Viscoelasticity measurement: The displacement values were smoothed in time using a Gaussian filter. We fit a natural logarithm curve to the strain-time response during the constant loading time period (frame 13-27). E_creep was calculated from the fitted curve which was defined as the normal strain E_yy at frame 13 (E_elastic) subtracted from E_yy at frame 27 (E_viscous). The analysis was conducted on the tibiofemoral contact areas for the intact joints and defected joint.

RESULTS:

Displacement and strain maps were acquired on 27 time-lapse images during loading (Fig. 1B). Displacement and strain maps are close to 0 at t=0ms and evolve over time, demonstrating a heterogeneous pattern across cartilage on both intact and defected joints (Fig. 2). We further analyzed displacement and strain in 12 sections (Fig. 3A). All sections show a gradual increase in displacement. Displacement in y corresponding to the loading direction, overall is higher than x. Displacement y in the tibia is significantly higher than in the femur, shown as separate lines on Fig. 3B. As seen in previous work, both compression and shear occurred between the tibia and the femur ². The tibia contact sections have the highest E_yy (-0.12) whereas the noncontact sections in the femur show minimal E_yy (-0.003) (Fig. 3C). The defected joint has higher normal and shear strain values overall compared to the intact joints. Average creep strain (E_creep), was -0.057 on the defected joint, while the intact joint was -0.019 (Fig. 4).

DISCUSSION:

This study is motivated by the hypothesis that the viscoelastic response of articular cartilage may be useful biomarkers for early OA diagnosis in addition to mechanical strain.
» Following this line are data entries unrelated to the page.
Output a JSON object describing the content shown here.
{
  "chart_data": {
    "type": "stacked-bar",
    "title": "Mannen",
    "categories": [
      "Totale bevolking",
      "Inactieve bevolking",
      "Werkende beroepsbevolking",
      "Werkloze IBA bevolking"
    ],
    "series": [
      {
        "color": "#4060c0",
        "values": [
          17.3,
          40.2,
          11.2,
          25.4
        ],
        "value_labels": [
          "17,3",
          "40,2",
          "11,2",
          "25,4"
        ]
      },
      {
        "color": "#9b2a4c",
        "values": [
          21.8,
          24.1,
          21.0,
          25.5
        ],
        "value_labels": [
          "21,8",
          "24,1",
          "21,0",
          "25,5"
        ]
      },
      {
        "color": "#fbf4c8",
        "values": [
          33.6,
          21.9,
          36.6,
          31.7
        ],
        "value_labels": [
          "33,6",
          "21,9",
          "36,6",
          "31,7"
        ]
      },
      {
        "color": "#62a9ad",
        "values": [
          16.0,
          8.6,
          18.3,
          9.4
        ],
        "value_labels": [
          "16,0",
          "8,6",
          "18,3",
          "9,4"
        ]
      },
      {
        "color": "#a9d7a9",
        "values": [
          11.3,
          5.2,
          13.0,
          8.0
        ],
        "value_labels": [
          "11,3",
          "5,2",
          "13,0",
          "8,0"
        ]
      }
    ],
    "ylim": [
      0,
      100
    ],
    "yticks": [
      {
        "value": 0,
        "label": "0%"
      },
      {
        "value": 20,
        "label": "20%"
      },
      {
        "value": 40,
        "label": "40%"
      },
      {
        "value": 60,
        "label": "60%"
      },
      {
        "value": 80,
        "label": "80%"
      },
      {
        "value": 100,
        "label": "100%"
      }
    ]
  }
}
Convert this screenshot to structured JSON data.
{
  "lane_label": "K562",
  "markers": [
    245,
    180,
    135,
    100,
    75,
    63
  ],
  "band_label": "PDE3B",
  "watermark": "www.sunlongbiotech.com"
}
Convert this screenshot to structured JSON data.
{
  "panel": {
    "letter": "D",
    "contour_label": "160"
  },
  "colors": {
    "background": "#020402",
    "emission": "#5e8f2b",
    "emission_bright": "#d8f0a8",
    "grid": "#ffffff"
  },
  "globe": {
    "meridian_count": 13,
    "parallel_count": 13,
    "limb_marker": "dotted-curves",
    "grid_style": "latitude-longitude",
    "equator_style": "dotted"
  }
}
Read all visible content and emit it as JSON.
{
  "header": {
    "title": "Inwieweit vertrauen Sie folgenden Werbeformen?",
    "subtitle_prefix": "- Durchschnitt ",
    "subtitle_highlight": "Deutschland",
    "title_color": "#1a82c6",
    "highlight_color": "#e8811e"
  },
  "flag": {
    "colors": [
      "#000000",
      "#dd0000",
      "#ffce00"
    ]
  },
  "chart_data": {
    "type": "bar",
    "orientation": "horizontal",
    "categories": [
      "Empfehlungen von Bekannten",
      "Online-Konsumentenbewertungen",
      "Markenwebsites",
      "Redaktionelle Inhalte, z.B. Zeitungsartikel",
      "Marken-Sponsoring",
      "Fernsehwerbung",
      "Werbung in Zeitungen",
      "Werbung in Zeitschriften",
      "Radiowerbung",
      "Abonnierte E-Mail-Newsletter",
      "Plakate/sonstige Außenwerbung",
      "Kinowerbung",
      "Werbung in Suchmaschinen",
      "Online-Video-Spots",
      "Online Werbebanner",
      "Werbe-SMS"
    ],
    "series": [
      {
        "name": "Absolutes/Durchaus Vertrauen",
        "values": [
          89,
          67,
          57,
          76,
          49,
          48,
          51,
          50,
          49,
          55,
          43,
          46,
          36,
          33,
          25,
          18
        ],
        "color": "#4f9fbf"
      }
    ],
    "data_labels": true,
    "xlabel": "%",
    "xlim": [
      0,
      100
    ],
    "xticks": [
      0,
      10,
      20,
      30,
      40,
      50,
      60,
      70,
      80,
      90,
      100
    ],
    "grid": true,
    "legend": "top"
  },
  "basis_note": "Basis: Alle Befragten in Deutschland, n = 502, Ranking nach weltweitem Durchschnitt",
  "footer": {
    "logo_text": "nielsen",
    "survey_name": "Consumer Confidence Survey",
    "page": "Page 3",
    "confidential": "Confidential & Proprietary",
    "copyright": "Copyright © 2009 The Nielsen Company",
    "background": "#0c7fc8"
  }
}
We collect spiral DENSE MRI images during compressive loading with high temporal resolution. This approach successfully quantifies the mechanical response of cartilage under compression while the loading frequency is comparable with walking cadence. The maximum strain in the defected joint is significantly higher than the intact joint, indicating compressive load is more detrimental to defected cartilage. We also note that the viscoelastic nature of cartilage changes after damage. The viscoelasticity of cartilage may be useful for distinguishing healthy from diseased tissue ⁶. However, measuring viscoelasticity requires special methods regarding data acquisition in time and is challenging to apply in a clinical setting. This approach not only measures the viscoelastic response in physiologically relevant motion, but also can be utilized in in vivo settings.

Acknowledgements

The authors would like to acknowledge funding from NIH R01 AR063712-08.